Most discussions of asset allocation suggest that you keep a portion of your stock holdings in international funds as opposed to U.S. funds. What you don’t hear very often is the suggestion to include international bonds.
But would it be a good idea to do so?
It depends on your circumstances, but in most cases, I’d say no. International bonds aren’t worth owning due to:
- Higher expenses, and
- Currency risk.
Higher Expense Ratios
You can easily find U.S. bond ETFs and funds with expense ratios of 0.15% or less per year. And (depending on your brokerage firm) you won’t even have to pay a commission to buy them.
In contrast, for international bond ETFs, expense ratios in the range of 0.35-0.50% are typical. And in most cases, you’ll have to pay commissions on each transaction.
Or, if you don’t want to pay commissions for your international bond holdings, you can go with an open-end mutual fund. As far as I can tell though, there aren’t any open-end international bond funds with expense ratios of less than 0.80%. (If you know of one, please mention it in the comments.)
In other words, international bonds come at a cost of ~0.50% more than you would pay for a decent U.S. bond index fund.
In contrast, the difference in expense ratios between U.S. stock funds and international stock funds is much smaller: often less than 0.20%.
Takeaway: International diversification for your bonds is significantly more expensive than international diversification for your stocks.
International bonds (and international stocks) carry currency risk. Currency risk is the risk that the currency in which the investment is denominated will decrease in value relative to the dollar, thereby decreasing the investment’s value.
Example: Imagine that you own Russian bonds with a 5% yield. Over the life of the bonds, if the Russian ruble decreases in value relative to the dollar at a rate of 3% per year, your return will only be (roughly) 2%. Of course, the opposite could happen too: the ruble could increase in value relative to the dollar, thereby increasing your returns.
But we don’t know which will happen.
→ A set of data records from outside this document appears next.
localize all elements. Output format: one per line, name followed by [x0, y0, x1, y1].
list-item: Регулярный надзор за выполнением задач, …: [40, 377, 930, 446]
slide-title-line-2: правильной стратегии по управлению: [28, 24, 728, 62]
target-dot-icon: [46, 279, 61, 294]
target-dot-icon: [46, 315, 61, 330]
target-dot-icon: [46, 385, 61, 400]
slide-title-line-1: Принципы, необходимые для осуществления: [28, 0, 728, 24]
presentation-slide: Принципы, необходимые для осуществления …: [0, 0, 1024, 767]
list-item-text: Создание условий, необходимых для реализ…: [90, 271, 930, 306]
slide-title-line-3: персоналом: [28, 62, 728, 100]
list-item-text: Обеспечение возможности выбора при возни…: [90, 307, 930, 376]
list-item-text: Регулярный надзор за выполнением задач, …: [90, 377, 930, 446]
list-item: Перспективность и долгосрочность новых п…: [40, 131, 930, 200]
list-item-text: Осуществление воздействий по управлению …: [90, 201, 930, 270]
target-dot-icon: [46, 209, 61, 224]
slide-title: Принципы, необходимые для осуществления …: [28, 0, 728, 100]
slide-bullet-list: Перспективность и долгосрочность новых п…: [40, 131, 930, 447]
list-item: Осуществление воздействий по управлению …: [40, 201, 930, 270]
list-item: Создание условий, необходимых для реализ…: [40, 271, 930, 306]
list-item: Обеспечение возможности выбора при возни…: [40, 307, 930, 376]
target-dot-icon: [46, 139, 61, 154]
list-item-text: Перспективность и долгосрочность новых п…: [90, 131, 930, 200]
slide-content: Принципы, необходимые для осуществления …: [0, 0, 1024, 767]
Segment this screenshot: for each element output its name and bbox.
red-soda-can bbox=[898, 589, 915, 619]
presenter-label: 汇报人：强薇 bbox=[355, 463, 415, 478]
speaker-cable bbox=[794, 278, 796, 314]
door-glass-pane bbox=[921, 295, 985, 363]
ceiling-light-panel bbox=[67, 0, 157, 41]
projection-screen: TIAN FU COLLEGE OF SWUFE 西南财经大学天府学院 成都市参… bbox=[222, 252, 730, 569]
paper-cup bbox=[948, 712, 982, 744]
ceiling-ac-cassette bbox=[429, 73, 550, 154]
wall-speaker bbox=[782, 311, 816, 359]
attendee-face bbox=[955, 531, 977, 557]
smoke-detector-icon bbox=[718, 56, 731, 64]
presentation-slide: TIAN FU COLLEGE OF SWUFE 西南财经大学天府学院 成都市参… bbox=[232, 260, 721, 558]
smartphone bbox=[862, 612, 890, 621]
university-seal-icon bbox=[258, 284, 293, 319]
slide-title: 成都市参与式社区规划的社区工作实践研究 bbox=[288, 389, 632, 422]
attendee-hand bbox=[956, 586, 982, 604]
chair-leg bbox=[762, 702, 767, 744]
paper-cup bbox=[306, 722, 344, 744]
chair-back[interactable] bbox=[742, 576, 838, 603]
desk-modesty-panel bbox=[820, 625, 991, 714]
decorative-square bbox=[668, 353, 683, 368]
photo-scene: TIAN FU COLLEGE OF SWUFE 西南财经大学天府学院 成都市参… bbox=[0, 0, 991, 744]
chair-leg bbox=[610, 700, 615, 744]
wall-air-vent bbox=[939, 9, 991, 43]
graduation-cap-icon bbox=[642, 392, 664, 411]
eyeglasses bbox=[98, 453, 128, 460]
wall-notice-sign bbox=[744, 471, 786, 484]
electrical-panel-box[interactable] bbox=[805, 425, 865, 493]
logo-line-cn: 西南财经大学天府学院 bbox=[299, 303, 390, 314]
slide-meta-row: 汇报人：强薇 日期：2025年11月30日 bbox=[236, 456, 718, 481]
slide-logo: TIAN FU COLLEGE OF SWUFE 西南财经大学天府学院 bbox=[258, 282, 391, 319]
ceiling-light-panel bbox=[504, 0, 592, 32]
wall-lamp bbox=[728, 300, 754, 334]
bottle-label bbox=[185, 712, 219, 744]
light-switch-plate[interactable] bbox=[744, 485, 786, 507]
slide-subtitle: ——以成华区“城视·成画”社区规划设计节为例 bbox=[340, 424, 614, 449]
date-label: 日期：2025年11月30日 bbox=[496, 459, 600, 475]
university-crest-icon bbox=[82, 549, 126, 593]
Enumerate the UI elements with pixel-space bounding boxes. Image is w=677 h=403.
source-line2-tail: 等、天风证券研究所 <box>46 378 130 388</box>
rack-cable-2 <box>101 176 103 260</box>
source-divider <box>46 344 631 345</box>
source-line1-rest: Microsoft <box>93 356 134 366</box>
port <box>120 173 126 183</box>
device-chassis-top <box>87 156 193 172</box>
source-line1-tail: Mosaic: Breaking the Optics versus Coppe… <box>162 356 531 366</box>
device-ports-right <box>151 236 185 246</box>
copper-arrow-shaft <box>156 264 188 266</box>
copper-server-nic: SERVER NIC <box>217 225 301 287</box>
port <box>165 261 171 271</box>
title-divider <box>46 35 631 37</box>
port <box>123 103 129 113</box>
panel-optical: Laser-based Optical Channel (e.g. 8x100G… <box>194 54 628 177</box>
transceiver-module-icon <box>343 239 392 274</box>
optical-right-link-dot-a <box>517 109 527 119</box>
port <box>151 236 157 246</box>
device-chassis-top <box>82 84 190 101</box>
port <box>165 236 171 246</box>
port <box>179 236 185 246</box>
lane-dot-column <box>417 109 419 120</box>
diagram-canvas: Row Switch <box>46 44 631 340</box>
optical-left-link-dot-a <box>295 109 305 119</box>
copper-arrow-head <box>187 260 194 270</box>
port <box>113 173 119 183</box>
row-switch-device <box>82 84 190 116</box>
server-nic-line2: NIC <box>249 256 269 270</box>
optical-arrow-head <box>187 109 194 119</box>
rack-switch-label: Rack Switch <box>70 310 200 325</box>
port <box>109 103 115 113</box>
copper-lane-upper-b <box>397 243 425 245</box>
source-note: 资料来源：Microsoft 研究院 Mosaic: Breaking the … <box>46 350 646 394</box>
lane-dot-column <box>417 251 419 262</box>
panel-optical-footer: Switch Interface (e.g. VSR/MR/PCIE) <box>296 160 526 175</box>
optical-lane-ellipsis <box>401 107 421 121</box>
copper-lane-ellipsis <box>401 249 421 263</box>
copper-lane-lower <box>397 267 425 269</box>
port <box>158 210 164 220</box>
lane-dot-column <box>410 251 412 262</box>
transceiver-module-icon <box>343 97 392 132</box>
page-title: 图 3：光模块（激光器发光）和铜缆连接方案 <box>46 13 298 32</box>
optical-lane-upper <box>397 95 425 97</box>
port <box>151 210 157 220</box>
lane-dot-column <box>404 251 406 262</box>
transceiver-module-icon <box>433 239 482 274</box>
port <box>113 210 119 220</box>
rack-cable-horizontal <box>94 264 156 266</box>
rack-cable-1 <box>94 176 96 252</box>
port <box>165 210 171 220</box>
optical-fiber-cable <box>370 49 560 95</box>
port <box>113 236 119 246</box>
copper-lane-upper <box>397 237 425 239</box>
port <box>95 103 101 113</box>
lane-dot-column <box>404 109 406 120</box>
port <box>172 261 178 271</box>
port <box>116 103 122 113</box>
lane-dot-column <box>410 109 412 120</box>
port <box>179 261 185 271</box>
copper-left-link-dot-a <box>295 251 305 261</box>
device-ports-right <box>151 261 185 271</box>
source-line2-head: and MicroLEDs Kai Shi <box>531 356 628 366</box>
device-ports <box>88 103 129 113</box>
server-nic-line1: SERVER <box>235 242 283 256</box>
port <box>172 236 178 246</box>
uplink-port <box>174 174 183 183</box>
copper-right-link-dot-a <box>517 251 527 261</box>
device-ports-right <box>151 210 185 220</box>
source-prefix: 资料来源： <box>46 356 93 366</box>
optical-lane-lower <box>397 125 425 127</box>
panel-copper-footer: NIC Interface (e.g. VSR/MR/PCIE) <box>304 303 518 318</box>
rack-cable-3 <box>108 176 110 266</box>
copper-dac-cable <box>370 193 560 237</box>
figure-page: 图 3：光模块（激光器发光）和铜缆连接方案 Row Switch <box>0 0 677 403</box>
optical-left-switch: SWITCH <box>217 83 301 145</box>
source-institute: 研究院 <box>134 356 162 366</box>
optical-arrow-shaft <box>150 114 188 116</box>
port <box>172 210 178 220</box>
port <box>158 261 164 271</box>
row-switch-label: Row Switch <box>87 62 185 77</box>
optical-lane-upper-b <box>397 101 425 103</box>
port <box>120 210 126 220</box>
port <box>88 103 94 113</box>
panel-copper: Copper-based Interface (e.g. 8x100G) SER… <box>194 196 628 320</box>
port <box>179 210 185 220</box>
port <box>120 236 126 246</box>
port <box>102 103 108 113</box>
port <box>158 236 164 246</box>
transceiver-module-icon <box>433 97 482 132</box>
That’s why we call it currency risk.
Why Do You Own Bonds?
Whether or not it makes sense to pay higher expenses and take on currency risk depends on your goals.
For many U.S. investors, the purpose of owning bonds is to earn relatively predictable returns. If that’s why you own bonds, I’d stick with U.S. bonds (TIPS, in many cases). Because international bonds come with currency risk, their returns (as measured in U.S. dollars) are less predictable.
On the other hand, if you’re an “asset class junkie” whose goal is simply to add one more (hopefully) uncorrelated asset class to your portfolio, then an international bond fund may make sense. But even then, because of their high expense ratios and relatively low long-term expected returns, international bonds aren’t exactly optimal.
For the most part, the only scenario in which it makes a lot of sense to own bonds denominated in a foreign currency is when you have expenses denominated in that currency. For example, if you’re saving for a vacation villa in Spain, you may want to do so with Euro-denominated bonds.